Overland Park-based ARC Physical Therapy+ said Monday it had become a partner with U.S. Physical Therapy Inc., a deal that appears to be netting the local company $36 million.

Publicly traded U.S. Physical Therapy, which operates physical and occupational therapy clinics in 43 states, said in a government filing that it acquired a 90 percent interest in a “physical therapy business focused on creating solutions for industry.”

The filing didn’t name ARC but put the price of a deal at $36 million, identifying the acquired practice as including 11 clinics and three on-site industrial client locations, which matches ARC’s description.

Annual revenue of the acquired business exceeds $11.5 million, the U.S. Physical Therapy information said.

Officials at ARC would say only that the partnership included an “infusion of resources, both intellectual and financial.”

ARC, led by Matt Condon, has received numerous small-business awards, including the Greater Kansas City Chamber of Commerce’s 2010 Small Business of the Year award.

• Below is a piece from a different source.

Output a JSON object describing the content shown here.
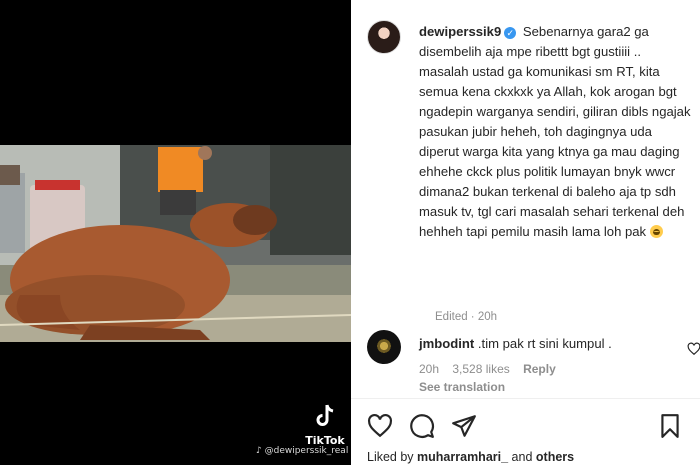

Condon is to remain chief executive officer of ARC. Chief operating officer Jeff Weeks and acquisitions officer Brian Stewart also received ownership stakes in connection with the deal.

ARC said it employs 90 professionals at 11 outpatient clinics and other on-site clinics, and provides other employer health-related services in the Kansas City area, St. Joseph, Springfield, Topeka and Wichita.

U.S. Physical Therapy operates about 474 clinics. It will assume many of ARC’s administrative tasks, allowing ARC employees to focus on clinical practice.

The deal also will give Condon more time to develop a new business venture, Bardavon Health Innovations, which focuses on health care technology and services.

Condon said Bardavon — named after William Shakespeare, the “bard of Avon” — develops and markets cloud-based software and equipment that addresses cost and wellness concerns in health care.

Condon said part of the business would help employers monitor workers’ compensation practices, and part would help the management of employee fitness and prevention programs.